The Tundra satellites ‘are equipped with next-generation infrared surveillance devices that make it possible to register with high precision the launches of missiles against the background of the Earth’s surface,’ the source added.   

The Russian Missile Attack Warning System (SPRN) became operational on February 15, 1971. The system and space control allowed Russia – in the midst of the Cold War – to accurately, quickly and reliably establish the threat of a missile attack and keep watch on aggressor states. 

Over the past 50 years, the early warning missile system has been modernised and now includes more powerful radar stations and a space echelon, including special spacecraft and ground control points.

The early warning system first detects the launch of the intercontinental ballistic missiles. Once a threat is detected, radars are able detect the trajectory of the launched ballistic missiles by observing its plume using their infrared sensors. 

Once the satellite detects the launch of a missile and its direction, the information is passed onto the ground control centre were operators analyse the data to assess whether it is reliable and if there is in fact a missile coming their way. 

An automatic warning then sounds: ‘Attention. Launch. First echolon.’ An alert signal is also sent simultaneously to the domestic missile defence system.

Serpukhov-15 is one of two early warning detection centres, with another located near Komsomolsk-on-Amur in the Russian Far East. 

The site was at the centre of a famous incident on September 26 1983, which could have led to a major nuclear war between Russia and the US. 

A major malfunction in the system meant it had incorrectly alerted Russian officials to the US launching five Minuteman intercontinental missiles. 

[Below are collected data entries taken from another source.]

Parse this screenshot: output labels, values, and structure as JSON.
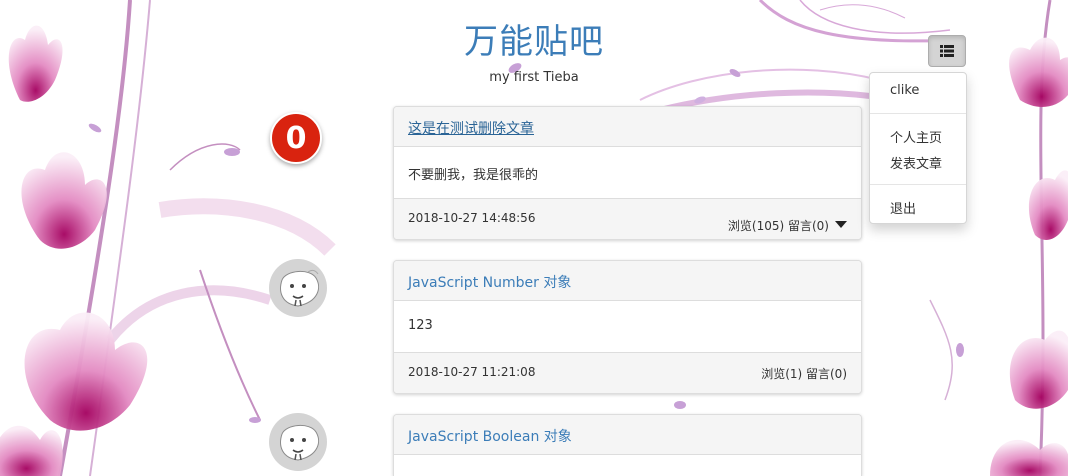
{
  "site": {
    "title": "万能贴吧",
    "subtitle": "my first Tieba"
  },
  "menu": {
    "toggle_icon": "list-icon",
    "items": [
      {
        "label": "clike"
      },
      {
        "label": "个人主页"
      },
      {
        "label": "发表文章"
      },
      {
        "label": "退出"
      }
    ]
  },
  "posts": [
    {
      "badge": "0",
      "title": "这是在测试删除文章",
      "body": "不要删我，我是很乖的",
      "date": "2018-10-27 14:48:56",
      "stats": "浏览(105) 留言(0)"
    },
    {
      "avatar_icon": "cartoon-face-avatar-icon",
      "title": "JavaScript Number 对象",
      "body": "123",
      "date": "2018-10-27 11:21:08",
      "stats": "浏览(1) 留言(0)"
    },
    {
      "avatar_icon": "cartoon-face-avatar-icon",
      "title": "JavaScript Boolean 对象"
    }
  ],
  "colors": {
    "accent": "#3c7db8",
    "badge": "#d9230f",
    "flower": "#b0408c"
  }
}
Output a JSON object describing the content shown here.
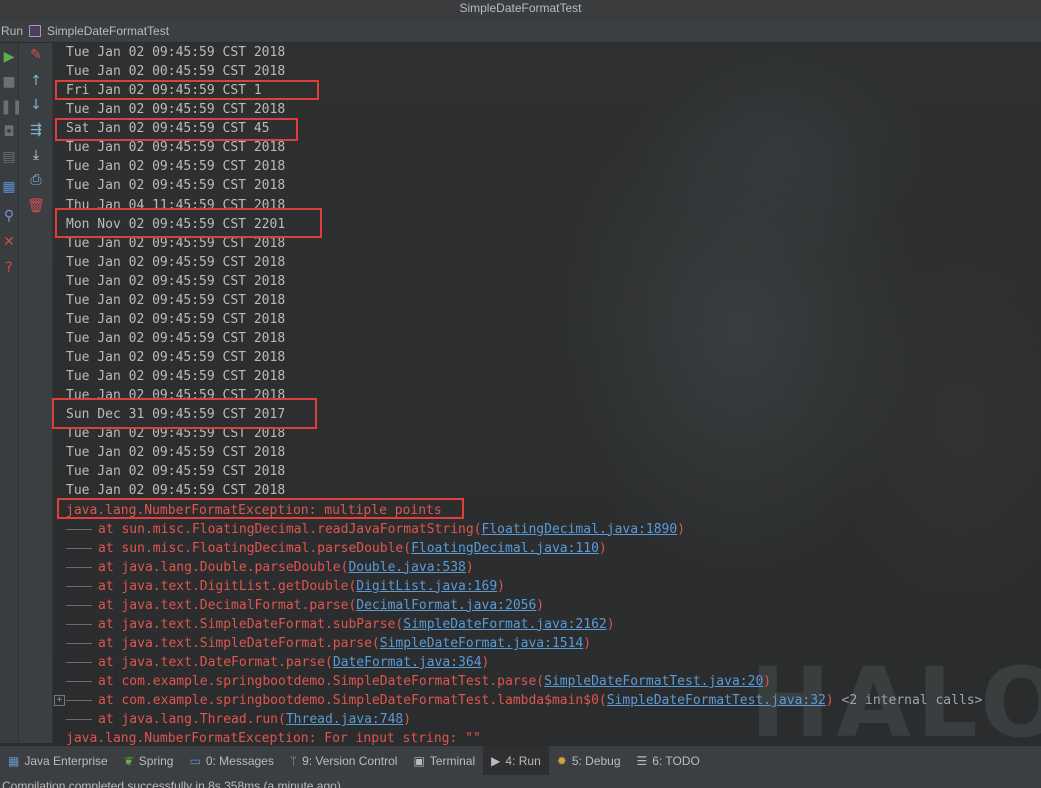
{
  "window": {
    "title": "SimpleDateFormatTest"
  },
  "run_tab": {
    "prefix": "Run",
    "config": "SimpleDateFormatTest"
  },
  "console": {
    "date_lines": [
      "Tue Jan 02 09:45:59 CST 2018",
      "Tue Jan 02 00:45:59 CST 2018",
      "Fri Jan 02 09:45:59 CST 1",
      "Tue Jan 02 09:45:59 CST 2018",
      "Sat Jan 02 09:45:59 CST 45",
      "Tue Jan 02 09:45:59 CST 2018",
      "Tue Jan 02 09:45:59 CST 2018",
      "Tue Jan 02 09:45:59 CST 2018",
      "Thu Jan 04 11:45:59 CST 2018",
      "Mon Nov 02 09:45:59 CST 2201",
      "Tue Jan 02 09:45:59 CST 2018",
      "Tue Jan 02 09:45:59 CST 2018",
      "Tue Jan 02 09:45:59 CST 2018",
      "Tue Jan 02 09:45:59 CST 2018",
      "Tue Jan 02 09:45:59 CST 2018",
      "Tue Jan 02 09:45:59 CST 2018",
      "Tue Jan 02 09:45:59 CST 2018",
      "Tue Jan 02 09:45:59 CST 2018",
      "Tue Jan 02 09:45:59 CST 2018",
      "Sun Dec 31 09:45:59 CST 2017",
      "Tue Jan 02 09:45:59 CST 2018",
      "Tue Jan 02 09:45:59 CST 2018",
      "Tue Jan 02 09:45:59 CST 2018",
      "Tue Jan 02 09:45:59 CST 2018"
    ],
    "exception1": "java.lang.NumberFormatException: multiple points",
    "trace": [
      {
        "text": "at sun.misc.FloatingDecimal.readJavaFormatString(",
        "link": "FloatingDecimal.java:1890",
        "tail": ")",
        "extra": ""
      },
      {
        "text": "at sun.misc.FloatingDecimal.parseDouble(",
        "link": "FloatingDecimal.java:110",
        "tail": ")",
        "extra": ""
      },
      {
        "text": "at java.lang.Double.parseDouble(",
        "link": "Double.java:538",
        "tail": ")",
        "extra": ""
      },
      {
        "text": "at java.text.DigitList.getDouble(",
        "link": "DigitList.java:169",
        "tail": ")",
        "extra": ""
      },
      {
        "text": "at java.text.DecimalFormat.parse(",
        "link": "DecimalFormat.java:2056",
        "tail": ")",
        "extra": ""
      },
      {
        "text": "at java.text.SimpleDateFormat.subParse(",
        "link": "SimpleDateFormat.java:2162",
        "tail": ")",
        "extra": ""
      },
      {
        "text": "at java.text.SimpleDateFormat.parse(",
        "link": "SimpleDateFormat.java:1514",
        "tail": ")",
        "extra": ""
      },
      {
        "text": "at java.text.DateFormat.parse(",
        "link": "DateFormat.java:364",
        "tail": ")",
        "extra": ""
      },
      {
        "text": "at com.example.springbootdemo.SimpleDateFormatTest.parse(",
        "link": "SimpleDateFormatTest.java:20",
        "tail": ")",
        "extra": ""
      },
      {
        "text": "at com.example.springbootdemo.SimpleDateFormatTest.lambda$main$0(",
        "link": "SimpleDateFormatTest.java:32",
        "tail": ")",
        "extra": " <2 internal calls>"
      },
      {
        "text": "at java.lang.Thread.run(",
        "link": "Thread.java:748",
        "tail": ")",
        "extra": ""
      }
    ],
    "exception2": "java.lang.NumberFormatException: For input string: \"\""
  },
  "bottom_tools": [
    {
      "icon": "java-enterprise-icon",
      "glyph": "▦",
      "color": "#6a8fc8",
      "label": "Java Enterprise"
    },
    {
      "icon": "spring-icon",
      "glyph": "❦",
      "color": "#6cad4a",
      "label": "Spring"
    },
    {
      "icon": "messages-icon",
      "glyph": "▭",
      "color": "#5b8fd6",
      "label": "0: Messages"
    },
    {
      "icon": "version-control-icon",
      "glyph": "ᛘ",
      "color": "#9aa0a6",
      "label": "9: Version Control"
    },
    {
      "icon": "terminal-icon",
      "glyph": "▣",
      "color": "#bbbbbb",
      "label": "Terminal"
    },
    {
      "icon": "run-icon",
      "glyph": "▶",
      "color": "#bbbbbb",
      "label": "4: Run"
    },
    {
      "icon": "debug-icon",
      "glyph": "✹",
      "color": "#d9a441",
      "label": "5: Debug"
    },
    {
      "icon": "todo-icon",
      "glyph": "☰",
      "color": "#bbbbbb",
      "label": "6: TODO"
    }
  ],
  "status": {
    "text": "Compilation completed successfully in 8s 358ms (a minute ago)"
  },
  "colors": {
    "highlight": "#e03e3e",
    "error": "#e0554f",
    "link": "#5b9bd5"
  }
}
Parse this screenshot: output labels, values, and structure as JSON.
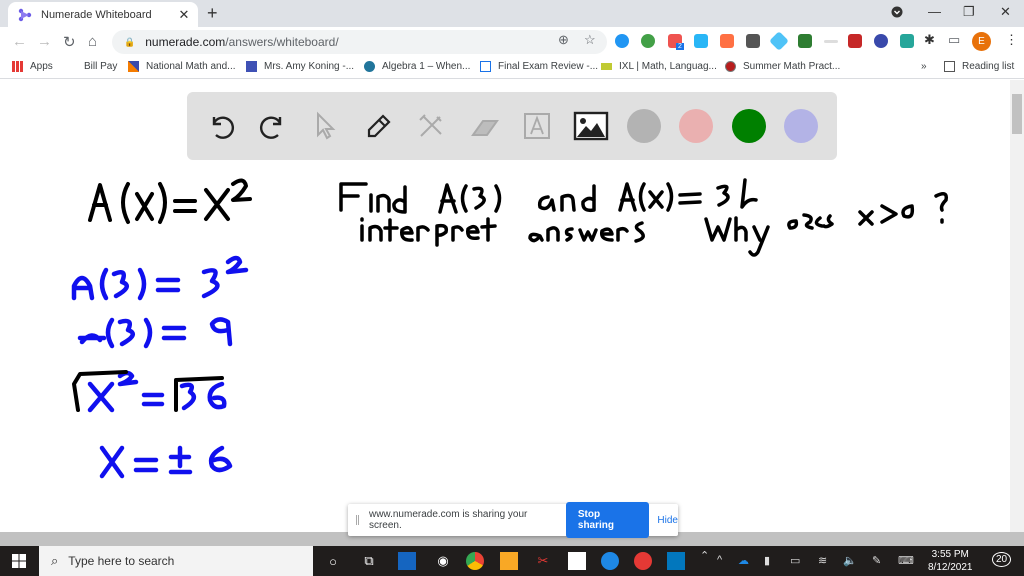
{
  "browser": {
    "tab_title": "Numerade Whiteboard",
    "url_host": "numerade.com",
    "url_path": "/answers/whiteboard/",
    "profile_initial": "E",
    "extension_badge": "2"
  },
  "bookmarks": [
    {
      "label": "Apps",
      "icon": "apps-grid-icon"
    },
    {
      "label": "Bill Pay",
      "icon": ""
    },
    {
      "label": "National Math and...",
      "icon": "national-math-icon"
    },
    {
      "label": "Mrs. Amy Koning -...",
      "icon": "calendar-icon"
    },
    {
      "label": "Algebra 1 – When...",
      "icon": "wordpress-icon"
    },
    {
      "label": "Final Exam Review -...",
      "icon": "forms-icon"
    },
    {
      "label": "IXL | Math, Languag...",
      "icon": "ixl-icon"
    },
    {
      "label": "Summer Math Pract...",
      "icon": "summer-math-icon"
    }
  ],
  "bookmarks_overflow": "»",
  "reading_list": "Reading list",
  "whiteboard": {
    "tools": [
      "undo",
      "redo",
      "select",
      "pen",
      "tools",
      "eraser",
      "text",
      "image"
    ],
    "colors": [
      "#b3b3b3",
      "#eab0b0",
      "#008000",
      "#b3b3e6"
    ],
    "handwriting": {
      "black_line1": "A(x) = x²",
      "prompt_line1": "Find A(3) and A(x) = 36",
      "prompt_line2": "interpret answers   Why does x>0 ?",
      "blue_lines": [
        "A(3) = 3²",
        "A(3) = 9",
        "√x² = √36",
        "x = ±6"
      ]
    }
  },
  "share_bar": {
    "message": "www.numerade.com is sharing your screen.",
    "stop_label": "Stop sharing",
    "hide_label": "Hide"
  },
  "taskbar": {
    "search_placeholder": "Type here to search",
    "time": "3:55 PM",
    "date": "8/12/2021",
    "notification_count": "20"
  }
}
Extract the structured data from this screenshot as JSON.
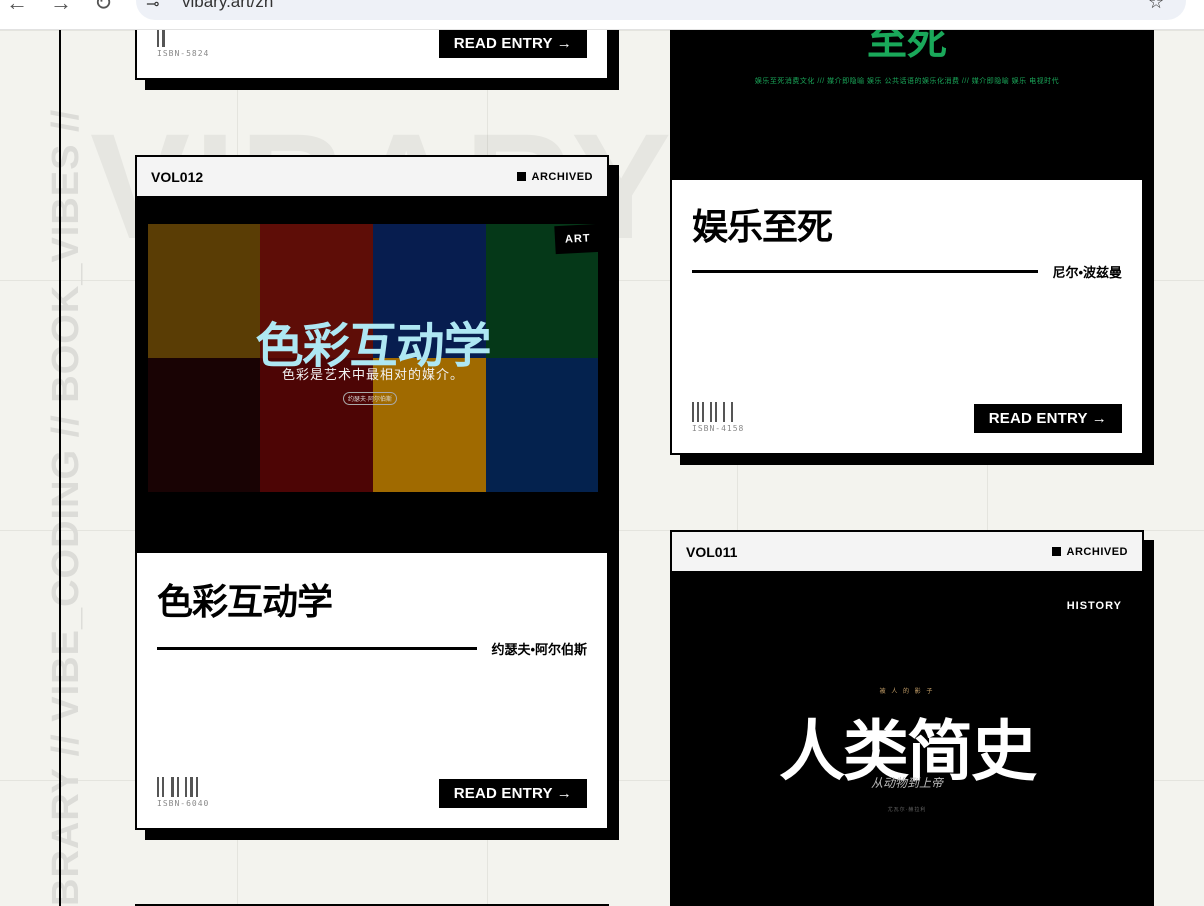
{
  "browser": {
    "url": "vibary.art/zh",
    "back_glyph": "←",
    "forward_glyph": "→",
    "reload_glyph": "↻",
    "site_icon_glyph": "⊸",
    "star_glyph": "☆"
  },
  "background": {
    "watermark": "VIBARY",
    "vertical_text": "BRARY // VIBE_CODING // BOOK_VIBES //"
  },
  "cards": {
    "prev_left": {
      "isbn": "ISBN-5824",
      "read_label": "READ ENTRY →"
    },
    "vol012": {
      "vol": "VOL012",
      "status": "ARCHIVED",
      "tag": "ART",
      "cover_title": "色彩互动学",
      "cover_subtitle": "色彩是艺术中最相对的媒介。",
      "cover_chip": "约瑟夫·阿尔伯斯",
      "title": "色彩互动学",
      "author": "约瑟夫•阿尔伯斯",
      "isbn": "ISBN-6040",
      "read_label": "READ ENTRY →",
      "tile_colors": [
        "#5a3d05",
        "#5e0d07",
        "#071d4f",
        "#053818",
        "#190304",
        "#4d0505",
        "#a06a00",
        "#04224e"
      ]
    },
    "vol_right_top": {
      "cover_title": "至死",
      "cover_line": "娱乐至死消费文化 /// 媒介即隐喻 娱乐 公共话语的娱乐化消费 /// 媒介即隐喻 娱乐 电视时代",
      "title": "娱乐至死",
      "author": "尼尔•波兹曼",
      "isbn": "ISBN-4158",
      "read_label": "READ ENTRY →"
    },
    "vol011": {
      "vol": "VOL011",
      "status": "ARCHIVED",
      "tag": "HISTORY",
      "cover_kicker": "被 人 的 影 子",
      "cover_title": "人类简史",
      "cover_subtitle": "从动物到上帝",
      "cover_footer": "尤瓦尔·赫拉利"
    }
  },
  "colors": {
    "accent_green": "#1aa85a",
    "cover_title_cyan": "#aee7f3",
    "background": "#f3f3ee"
  }
}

Lieutenant Colonel Stanislav Petrov, the officer on duty at the time, discounted the reports which were not corroborated by the early warning radar.  

In May 2001, the facility also saw a fire break out which damaged one of the buildings at the control station, which caused the centre to lose communication with four satellites in orbit. But Russia was able to repair the damage by August that year. 

The country’s missile attack warning systems detected more than 90 ballistic missile and space rocket launches last year, according to the Russian Ministry of Defence. The system has detected more than 2,000 launches of foreign and domestic ballistic missiles since its launch 50 years ago.